The older a potential spouse is, the better your measure is of who they are, and the lower the chances of being surprised down the road by difficult-to-predict epiphanies or changes in career performance. People in their 20s can sometimes change a lot.
Having a better measure of who potential spouses are doesn't just reduce the chances of divorce, it also gives us a better idea of what kind of cognitive temperaments our kids will possess.

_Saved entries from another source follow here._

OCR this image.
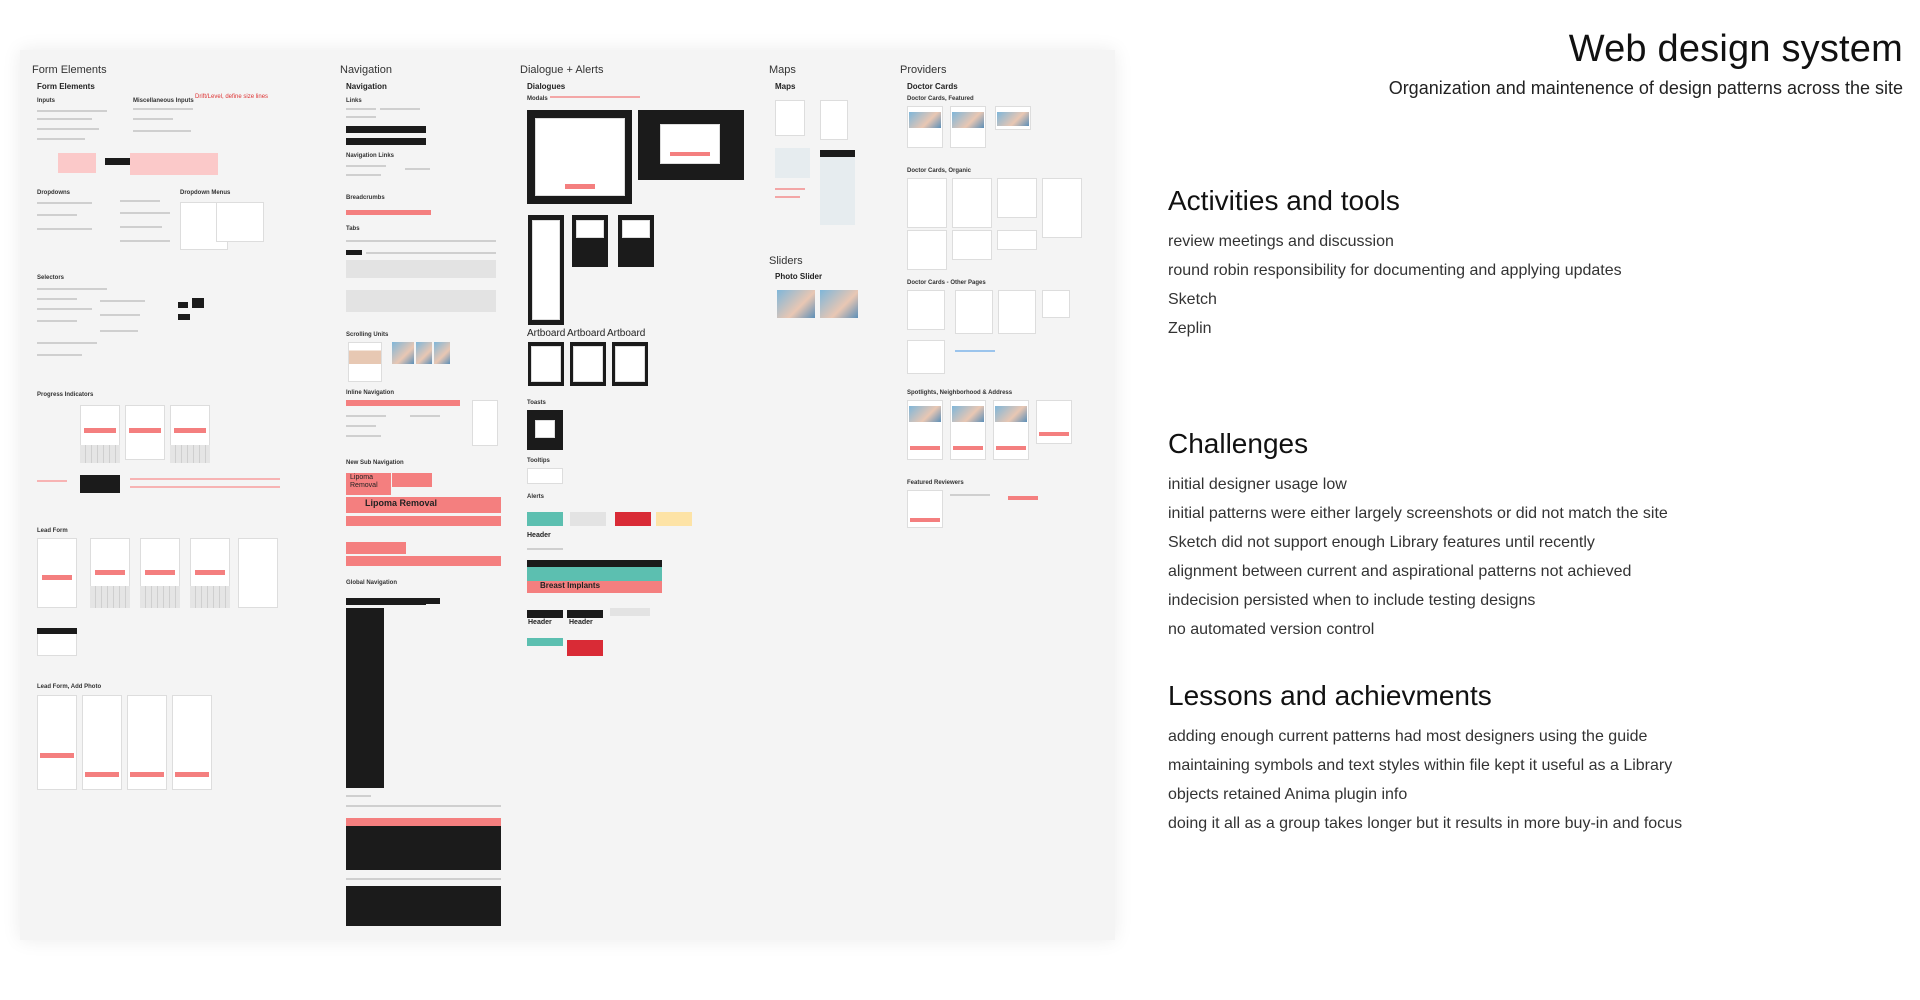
Form Elements	Navigation	Dialogue + Alerts	Maps	Providers
Form Elements
Inputs	Miscellaneous Inputs
Drift/Level, define size lines
Dropdowns	Dropdown Menus
Selectors
Progress Indicators
Lead Form
Lead Form, Add Photo
Navigation
Links
Navigation Links
Breadcrumbs
Tabs
Scrolling Units
Inline Navigation
New Sub Navigation
Lipoma Removal
Lipoma Removal
Global Navigation
Dialogues
Modals
Artboard Artboard Artboard
Toasts
Tooltips
Alerts
Header
Breast Implants
Header Header
Maps
Sliders
Photo Slider
Doctor Cards
Doctor Cards, Featured
Doctor Cards, Organic
Doctor Cards - Other Pages
Spotlights, Neighborhood & Address
Featured Reviewers
Web design system
Organization and maintenence of design patterns across the site
Activities and tools
review meetings and discussion
round robin responsibility for documenting and applying updates
Sketch
Zeplin
Challenges
initial designer usage low
initial patterns were either largely screenshots or did not match the site
Sketch did not support enough Library features until recently
alignment between current and aspirational patterns not achieved
indecision persisted when to include testing designs
no automated version control
Lessons and achievments
adding enough current patterns had most designers using the guide
maintaining symbols and text styles within file kept it useful as a Library
objects retained Anima plugin info
doing it all as a group takes longer but it results in more buy-in and focus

sg, Even young women give birth to babies with birth defects. A California monitoring program finds birth defect rates bottom for women between ages 25 and 29 at about 1.3% which is still pretty high when you think about it. They show the rate rising to about 3% over age 39. But another measure finds 4.8% for live births in the United States.
Not all birth defects are obvious at birth. So I suspect that some monitoring programs might underestimate incidence. Also, some genetic defects do not cause problems until later. Does autism get counted as a birth defect? My guess is no. Similarly, there are genetic risks for asthma and other diseases that show up in childhood. So the number of problems avoidable via embryo selection is potentially very high.
"Another risk is that there's no selection effect for sperm that can swim better to the egg."
I really liked the idea that sperm competition might filter harmful mutations at the haploid level. Unfortunately, it doesn't appear to be true. The DNA in a mature sperm is tightly packed and is not expressed so sperm quality depends on the germ cell line that produced the sperm, not the DNA in the sperm.
Then I wondered if sperm competition could be filtering mitochondrial mutations. Nope. The egg has a hundred fold more mitochondria and in humans it appears that the mitochondria from the sperm are destroyed soon after fertilization.
So sperm competition is only important when different males are competing to fertilize the same female.
Some species have an extended haploid stage during which genes are expressed and selection does occur...but not humans.